Ad revenue has dropped and readership, stickiness, and total page views have increased. It’s too early to be able to provide any meaningful statistics but it seems that by focusing on content and allowing it to take center stage the ads are just getting overlooked.
Normally my knee-jerk reaction would be to move some ads back into the content itself except I like the increasing readership numbers too much so I’ll hold back and watch the trends for a while.
My suspicion is that a clean theme is better for increasing readership and cluttered designs are better for ad revenue. So if you are making a living from blogging be careful about switching to an uncluttered design, but if you’re still in traffic growing mode consider a simple theme.

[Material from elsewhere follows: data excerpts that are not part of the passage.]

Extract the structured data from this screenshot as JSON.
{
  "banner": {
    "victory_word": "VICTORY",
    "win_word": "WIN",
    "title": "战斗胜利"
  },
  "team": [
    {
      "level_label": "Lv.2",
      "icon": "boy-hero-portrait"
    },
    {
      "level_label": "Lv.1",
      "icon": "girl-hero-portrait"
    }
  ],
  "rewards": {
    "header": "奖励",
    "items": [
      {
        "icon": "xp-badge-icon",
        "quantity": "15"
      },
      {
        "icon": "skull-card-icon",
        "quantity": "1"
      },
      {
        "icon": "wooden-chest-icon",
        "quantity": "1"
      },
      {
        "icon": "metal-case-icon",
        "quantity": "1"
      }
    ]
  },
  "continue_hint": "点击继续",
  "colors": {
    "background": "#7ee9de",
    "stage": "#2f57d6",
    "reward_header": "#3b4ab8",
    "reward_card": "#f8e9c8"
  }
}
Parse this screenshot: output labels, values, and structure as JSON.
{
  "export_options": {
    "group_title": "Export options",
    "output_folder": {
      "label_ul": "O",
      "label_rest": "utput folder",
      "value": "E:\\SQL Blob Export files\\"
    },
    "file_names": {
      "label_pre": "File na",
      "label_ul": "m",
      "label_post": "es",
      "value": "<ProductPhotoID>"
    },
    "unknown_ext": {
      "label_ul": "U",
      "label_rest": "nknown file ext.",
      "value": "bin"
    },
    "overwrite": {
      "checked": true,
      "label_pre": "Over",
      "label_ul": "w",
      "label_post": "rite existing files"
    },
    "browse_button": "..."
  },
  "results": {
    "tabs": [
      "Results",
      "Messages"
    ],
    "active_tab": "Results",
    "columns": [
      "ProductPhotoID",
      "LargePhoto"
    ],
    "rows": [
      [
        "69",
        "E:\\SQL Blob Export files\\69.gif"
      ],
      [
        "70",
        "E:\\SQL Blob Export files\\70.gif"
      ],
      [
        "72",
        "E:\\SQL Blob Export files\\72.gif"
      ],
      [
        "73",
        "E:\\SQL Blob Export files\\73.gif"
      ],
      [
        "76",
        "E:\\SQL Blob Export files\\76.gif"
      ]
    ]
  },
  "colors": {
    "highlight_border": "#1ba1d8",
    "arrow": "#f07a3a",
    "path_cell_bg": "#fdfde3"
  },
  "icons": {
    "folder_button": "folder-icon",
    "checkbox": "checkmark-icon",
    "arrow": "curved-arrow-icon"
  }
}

In a month or two I’ll post some charts after I have some real data to prove of disprove my theory. In the mean time I’ll continue to watch and learn.
Updated WordPress Theme – Basic Simplicity Version 1.2
Over the last few nights I whipped up a simple administration screen for my free WordPress Theme. Now you can make very quick style changes right in the WordPress user interface; there’s no need to edit the stylesheet. You can also add your Google Analytics code, Google site verification code, and custom CSS.
These will be the last few edits for a while; I think I have it working well enough to start using basic simplicity on all my blogs. I have a few more features I’d like to add but I’ll hold off and give this version a careful test drive. If you give it a try too and run across any bugs please let me know. If you have any suggestions for future versions I’m all ears as well.